The United States’ Digital Millennium Copyright Act allows the owners of copyrighted material to file takedown notices, asking Google or other web providers to remove the copyrighted material.
There is a way to abuse this process to trick Google into removing content from its web searches that you don’t want to be seen. This involves stealing the content from the owner, uploading it elsewhere, changing the date so that your stolen content appears to have been uploaded first, and then filing a takedown notice to Google, claiming that your stolen content is the original, and the real content is the copy.
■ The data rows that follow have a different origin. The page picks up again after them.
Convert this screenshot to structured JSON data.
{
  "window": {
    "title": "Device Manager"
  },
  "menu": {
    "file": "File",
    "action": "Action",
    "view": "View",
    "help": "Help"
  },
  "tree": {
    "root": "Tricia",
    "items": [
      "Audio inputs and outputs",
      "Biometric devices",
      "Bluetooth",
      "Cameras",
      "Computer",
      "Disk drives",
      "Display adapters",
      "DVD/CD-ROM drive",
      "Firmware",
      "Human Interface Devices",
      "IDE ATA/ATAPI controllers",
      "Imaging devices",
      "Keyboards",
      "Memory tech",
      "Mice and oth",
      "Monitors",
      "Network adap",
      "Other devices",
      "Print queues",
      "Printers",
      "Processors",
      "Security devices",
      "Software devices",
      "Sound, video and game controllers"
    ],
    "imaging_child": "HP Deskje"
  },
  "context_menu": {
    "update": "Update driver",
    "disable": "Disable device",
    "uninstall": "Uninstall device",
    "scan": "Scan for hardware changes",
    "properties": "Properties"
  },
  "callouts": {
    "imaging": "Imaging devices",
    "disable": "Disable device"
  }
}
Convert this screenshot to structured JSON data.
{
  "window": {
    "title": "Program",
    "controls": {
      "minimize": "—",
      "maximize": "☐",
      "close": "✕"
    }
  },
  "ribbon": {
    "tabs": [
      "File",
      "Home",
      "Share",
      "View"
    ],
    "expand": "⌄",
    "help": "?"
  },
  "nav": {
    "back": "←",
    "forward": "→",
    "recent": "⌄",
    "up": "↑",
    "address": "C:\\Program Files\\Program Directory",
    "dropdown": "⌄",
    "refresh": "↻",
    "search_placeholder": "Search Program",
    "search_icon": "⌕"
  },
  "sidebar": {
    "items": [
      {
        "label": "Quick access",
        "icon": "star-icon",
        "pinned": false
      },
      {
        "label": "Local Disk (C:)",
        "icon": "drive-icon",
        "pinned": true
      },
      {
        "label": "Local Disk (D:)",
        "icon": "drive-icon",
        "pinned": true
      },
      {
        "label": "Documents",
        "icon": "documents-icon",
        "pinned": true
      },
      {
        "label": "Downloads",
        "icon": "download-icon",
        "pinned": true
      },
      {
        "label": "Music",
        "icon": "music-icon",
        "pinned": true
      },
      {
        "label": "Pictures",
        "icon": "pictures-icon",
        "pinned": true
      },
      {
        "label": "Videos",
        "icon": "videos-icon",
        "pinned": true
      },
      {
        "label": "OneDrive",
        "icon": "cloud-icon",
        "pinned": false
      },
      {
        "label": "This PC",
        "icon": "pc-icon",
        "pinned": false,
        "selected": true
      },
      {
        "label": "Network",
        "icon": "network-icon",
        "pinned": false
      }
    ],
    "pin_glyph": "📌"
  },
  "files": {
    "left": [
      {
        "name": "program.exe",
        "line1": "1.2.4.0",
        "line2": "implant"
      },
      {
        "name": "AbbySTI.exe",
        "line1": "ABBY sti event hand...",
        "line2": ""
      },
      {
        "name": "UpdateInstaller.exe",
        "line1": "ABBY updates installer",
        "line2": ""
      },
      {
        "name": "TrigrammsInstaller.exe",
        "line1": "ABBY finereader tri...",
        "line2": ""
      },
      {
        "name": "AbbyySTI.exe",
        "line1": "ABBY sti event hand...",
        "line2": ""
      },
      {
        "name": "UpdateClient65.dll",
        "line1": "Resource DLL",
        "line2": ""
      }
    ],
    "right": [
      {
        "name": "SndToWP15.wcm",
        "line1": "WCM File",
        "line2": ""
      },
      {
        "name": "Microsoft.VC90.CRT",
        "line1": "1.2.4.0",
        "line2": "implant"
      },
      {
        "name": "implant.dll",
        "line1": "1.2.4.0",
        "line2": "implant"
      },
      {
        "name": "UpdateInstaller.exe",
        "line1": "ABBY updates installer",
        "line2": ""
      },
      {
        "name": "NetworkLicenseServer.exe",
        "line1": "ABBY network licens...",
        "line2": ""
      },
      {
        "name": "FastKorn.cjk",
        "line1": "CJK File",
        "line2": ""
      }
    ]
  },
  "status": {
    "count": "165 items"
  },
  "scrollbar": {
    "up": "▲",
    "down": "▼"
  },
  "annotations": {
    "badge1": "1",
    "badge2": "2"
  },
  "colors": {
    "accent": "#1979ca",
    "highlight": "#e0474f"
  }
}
Google has informed me that this has happened to three Bond Review articles that I know of:
- We review Capital Way – anonymous forex scam with falsified track record
- “Scam” introducer at the heart of Mirror investigation promoting High Street Group
- We review Whiskey Wealth Club – returns of 10% to 20% per year with “relatively little risk”?
It is likely that whoever is the real fraudster has repeated the tactic on innocent firms without their knowledge to make it impossible to identify them (unlike when Carlauren tried this tactic last year shortly before its collapse).
My articles were copied and pasted onto skeptictank.org, which claims to provide “Critical Examination of Doubtful Claims” but, rather ironically given its name, apparently allows third party posters to post articles without any checks.
Skeptictank.org has been informed and, to their credit, were very quick to respond and say that its legal counsel will take a look. They pleaded a high workload due to the US Presidential election. It matters little as the unknown perpetrators will probably remove their copies from Skeptictank themselves, now that they have succeeded in hiding my originals from Google.
Filing a false DMCA takedown requires committing perjury under the laws of the United States of America.
I am not in a position to take legal action as it would require waiving pseudonymity, as well as time and funds I don’t have.
Moreover, the last time this happened, the scheme responsible collapsed within months. Committing perjury under US law indicates a degree of desperation, and it’s safe to say that whoever is responsible has far more to worry about than I do.